Highly Recommended (9/10)

Wasted is going to be a little difficult to get hold of, as it is not currently available through distributors, but it's worth dropping an email to creator Gerry Alanguilan. Wasted is a nihilistic poem of violence and love gone wrong, one of the most intense and uncompromising portrayals of insanity that I've seen in print with a touch of failed romance that makes it something we can all relate to in our darkest moments. Eric, a jilted lover, takes out his rage not just on himself and his former lover but on anyone who gets in his path. Alanguilan is best known in the American comics market as an inker, but his full art here is very strong, exceptional in terms of conveying the kinetic energy and bloody aftermath of Eric's rampage.

Wasted does not have a plot that runs terribly deep. Eric is dumped by his girlfriend for another man, and goes completely batshit insane. Alanguilan adds a little bit of detail with Eric's father and a sketchy plot about a corrupt political figure, but it felt like an unnecessary complication to me, albeit one that provided a nice surprise moment near the climax of the story. While the plot may not be complex, however, the emotions that are raging through the protagonist certainly are. He's not just enraged by losing a woman, but he's had a total psychotic break, with delusions and unguided anger amplifying his justly deserved anger until it becomes an almost palpable force.

Eric is not what you'd call the world's most sympathetic character. He murders indiscriminately, and as the story goes on, even ventures into the realm of psychological torment of innocent people who should be having the happiest day of their lives. In fact, by the time the book ended, I actually hated Eric. And yet... I found myself completely drawn to the character. It's possible that there are some folks out there that have never felt the sting of betrayal or the pain of a love lost, but I'd bet there aren't many of you out there. Most will be able to relate on some level to the intense pain that Eric is going through, even as they are appalled at the actions that these emotions drive Eric to.

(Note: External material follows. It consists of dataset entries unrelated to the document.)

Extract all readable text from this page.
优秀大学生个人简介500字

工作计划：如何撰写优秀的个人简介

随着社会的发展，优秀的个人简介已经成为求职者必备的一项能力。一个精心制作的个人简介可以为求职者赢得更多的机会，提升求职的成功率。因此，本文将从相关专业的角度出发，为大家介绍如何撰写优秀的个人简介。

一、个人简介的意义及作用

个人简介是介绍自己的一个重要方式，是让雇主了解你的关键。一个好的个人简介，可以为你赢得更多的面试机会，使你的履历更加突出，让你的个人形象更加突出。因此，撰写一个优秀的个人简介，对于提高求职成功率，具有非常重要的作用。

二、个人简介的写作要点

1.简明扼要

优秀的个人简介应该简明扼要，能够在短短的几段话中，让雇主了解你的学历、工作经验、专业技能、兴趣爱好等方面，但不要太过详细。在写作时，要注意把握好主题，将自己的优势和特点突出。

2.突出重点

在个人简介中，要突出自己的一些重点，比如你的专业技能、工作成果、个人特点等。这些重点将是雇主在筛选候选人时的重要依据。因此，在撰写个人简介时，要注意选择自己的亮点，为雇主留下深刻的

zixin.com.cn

Alanguilan's art throughout Wasted varies in quality. Some of it is excellent, some mediocre, most falls solidly into the capable category. While Alanguilan could use some more consistency in his characters and more detail on backgrounds and in general, even the weakest art in the book has a lot to offer. Alanguilan's storytelling choices, moving the camera into unusual places, are very intriguing, and the high point of that particular talent comes at the tail end of the story, when we see Eric's fate played out in what is essentially static panel slow motion. In addition, the entire comic nearly vibrates with intensity, and the tension coming off the highly-strung Eric is easy to feel, just as it's easy to be shocked by the sudden eruptions of blood and violence throughout the story.

If you're in a dark mood, or you've just broken up with someone, Wasted is as good as a Nine Inch Nails album played at top volume or a good drunken binge. It's a release for the creator, a sort of dark wish fulfillment that only fiction can give, but it can serve the same sort of release for the reader as well. Wasted has a story that is fairly simple, but the emotions that drive the story and the actions that the protagonist takes will stay with the reader for quite some time.